Generational Politics in Academe

For the record, I did not make this remark about the "smokers" at the eastern division APA, and what they are like for job candidates:
During the heydey of the post World War II great academic job market, these smokers were quite different. For one thing, people actually smoked. For another thing, the Baby Boomers actually smoked pot at the smoker. Unless you are a Generation X job candidate who has been stuck at a table with a drunk Baby Boomer during one of these things, and he (it's always a he!) is telling you how great it was "back in the day" when everybody had over ten interviews and there was a "dance circle" of pot smokers in the middle of the room. . . unless you've had this experience added to the penury and hopelessness of the average job candidate, you maybe don't even know the meaning of the word "rage." [To give you a basis of comparison, I found such experiences vastly more rage inducing than the time four drunk Ohio farm kids on a public street called me a "long haired faggot" and then used me as a punching bag. This may just be because I could understand most of what the farm kids were saying, unlike with the atrocious A.P.A.-smoker-room acoustics added to the slurred speech of Doctor Peace Bear and his equally drunk and self-satisfied Boomer colleague Professor Hippypants.]

224007814_4def8bd557 I speculate that this is one of the main reasons Generation X academics are often so unrelentingly hostile (when talking with one another) about Baby Boomer academics.

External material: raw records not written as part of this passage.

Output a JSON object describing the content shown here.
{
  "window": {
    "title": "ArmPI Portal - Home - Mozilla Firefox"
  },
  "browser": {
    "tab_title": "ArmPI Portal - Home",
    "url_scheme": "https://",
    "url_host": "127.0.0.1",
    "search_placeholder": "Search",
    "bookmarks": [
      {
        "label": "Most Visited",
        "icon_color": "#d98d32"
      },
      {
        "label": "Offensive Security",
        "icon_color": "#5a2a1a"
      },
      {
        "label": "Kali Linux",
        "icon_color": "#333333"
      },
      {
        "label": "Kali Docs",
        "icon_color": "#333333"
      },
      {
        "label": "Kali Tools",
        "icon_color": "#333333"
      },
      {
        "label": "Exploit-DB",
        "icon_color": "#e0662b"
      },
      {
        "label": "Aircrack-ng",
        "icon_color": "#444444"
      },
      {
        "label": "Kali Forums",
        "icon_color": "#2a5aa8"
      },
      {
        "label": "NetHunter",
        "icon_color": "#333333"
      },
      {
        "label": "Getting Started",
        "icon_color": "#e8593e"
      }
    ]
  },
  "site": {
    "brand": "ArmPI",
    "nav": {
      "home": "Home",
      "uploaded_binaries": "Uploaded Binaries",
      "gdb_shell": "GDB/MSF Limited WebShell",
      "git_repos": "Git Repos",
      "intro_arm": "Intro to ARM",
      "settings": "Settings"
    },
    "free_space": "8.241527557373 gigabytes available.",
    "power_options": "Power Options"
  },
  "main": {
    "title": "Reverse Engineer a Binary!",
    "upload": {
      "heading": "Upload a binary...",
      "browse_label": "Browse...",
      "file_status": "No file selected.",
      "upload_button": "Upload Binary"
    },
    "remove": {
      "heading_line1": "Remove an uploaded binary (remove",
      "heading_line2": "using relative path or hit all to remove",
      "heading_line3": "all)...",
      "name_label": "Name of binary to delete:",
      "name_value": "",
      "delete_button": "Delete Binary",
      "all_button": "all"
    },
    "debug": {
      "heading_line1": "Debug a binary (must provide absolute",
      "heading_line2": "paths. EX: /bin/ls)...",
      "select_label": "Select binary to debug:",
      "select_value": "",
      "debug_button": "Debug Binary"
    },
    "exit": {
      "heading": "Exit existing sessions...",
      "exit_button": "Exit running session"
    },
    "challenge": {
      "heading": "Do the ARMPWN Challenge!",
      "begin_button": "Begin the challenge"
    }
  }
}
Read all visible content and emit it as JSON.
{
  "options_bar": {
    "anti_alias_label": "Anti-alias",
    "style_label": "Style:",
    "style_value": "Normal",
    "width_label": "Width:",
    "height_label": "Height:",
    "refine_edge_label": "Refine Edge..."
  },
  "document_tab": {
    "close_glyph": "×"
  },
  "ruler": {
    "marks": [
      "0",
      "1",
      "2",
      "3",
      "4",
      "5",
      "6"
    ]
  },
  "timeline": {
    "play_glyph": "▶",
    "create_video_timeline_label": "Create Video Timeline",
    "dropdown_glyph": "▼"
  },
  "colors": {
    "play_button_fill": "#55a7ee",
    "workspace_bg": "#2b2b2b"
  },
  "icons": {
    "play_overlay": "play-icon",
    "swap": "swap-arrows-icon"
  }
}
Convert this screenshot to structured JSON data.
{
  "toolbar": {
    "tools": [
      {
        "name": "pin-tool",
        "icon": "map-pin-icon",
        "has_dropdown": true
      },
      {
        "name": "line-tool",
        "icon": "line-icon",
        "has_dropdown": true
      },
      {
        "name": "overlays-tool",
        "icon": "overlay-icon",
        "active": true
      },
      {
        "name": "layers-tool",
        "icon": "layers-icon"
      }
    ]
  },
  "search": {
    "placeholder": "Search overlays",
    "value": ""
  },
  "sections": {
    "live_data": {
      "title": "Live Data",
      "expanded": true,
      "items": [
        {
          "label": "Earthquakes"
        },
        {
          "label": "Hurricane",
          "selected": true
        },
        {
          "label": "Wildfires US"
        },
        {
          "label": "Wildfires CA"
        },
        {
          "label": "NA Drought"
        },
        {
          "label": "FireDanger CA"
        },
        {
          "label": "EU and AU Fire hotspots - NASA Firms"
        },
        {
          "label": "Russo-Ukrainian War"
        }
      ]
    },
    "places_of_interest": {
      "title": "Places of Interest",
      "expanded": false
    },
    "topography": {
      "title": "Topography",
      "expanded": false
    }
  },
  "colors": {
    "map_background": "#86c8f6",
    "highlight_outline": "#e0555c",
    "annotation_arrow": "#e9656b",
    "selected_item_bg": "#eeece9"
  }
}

Note, I don't endorse this. But any fellow Gen Xer not suffering from the kind of Stockholm Syndrome induced by relentlessly acting like a "promising young man," (i.e. a Boomer's idea of a young person instead of an actual young person) knows what I'm talking about. Baby Boomer academics had a much easier time getting jobs and tenure. Somehow on their watch we not only got Reagan, the two Bushes, and abandonment of cool plans to colonize space, but also a university system where now less than half the positions are tenure or tenure-track. And Gen Xers should be forgiven for concluding that they don't care. You go to a faculty senate meeting and all the talk is about: (1) diversity (any comment by me on how this actually works in most universities would take us too far afield), (2) fighting the administration's efforts to make it easier to sack dead-wood Baby Boomers with tenure, or (3) instituting some awful management school thing like "strategic planning" that only results in academics (usually the junior ones) writing useless reports to justify some Baby Boomer vice provost's six figure salary.
I didn't say this. Any ill consequences for bad mouthing the tenured generation should not be directed at me. I am merely further publicizing these remarks for educational purposes.

1 comment:

Anonymous said...

Oh dear god this brings back horrible memories of the job market! I am so thrilled to have left academia!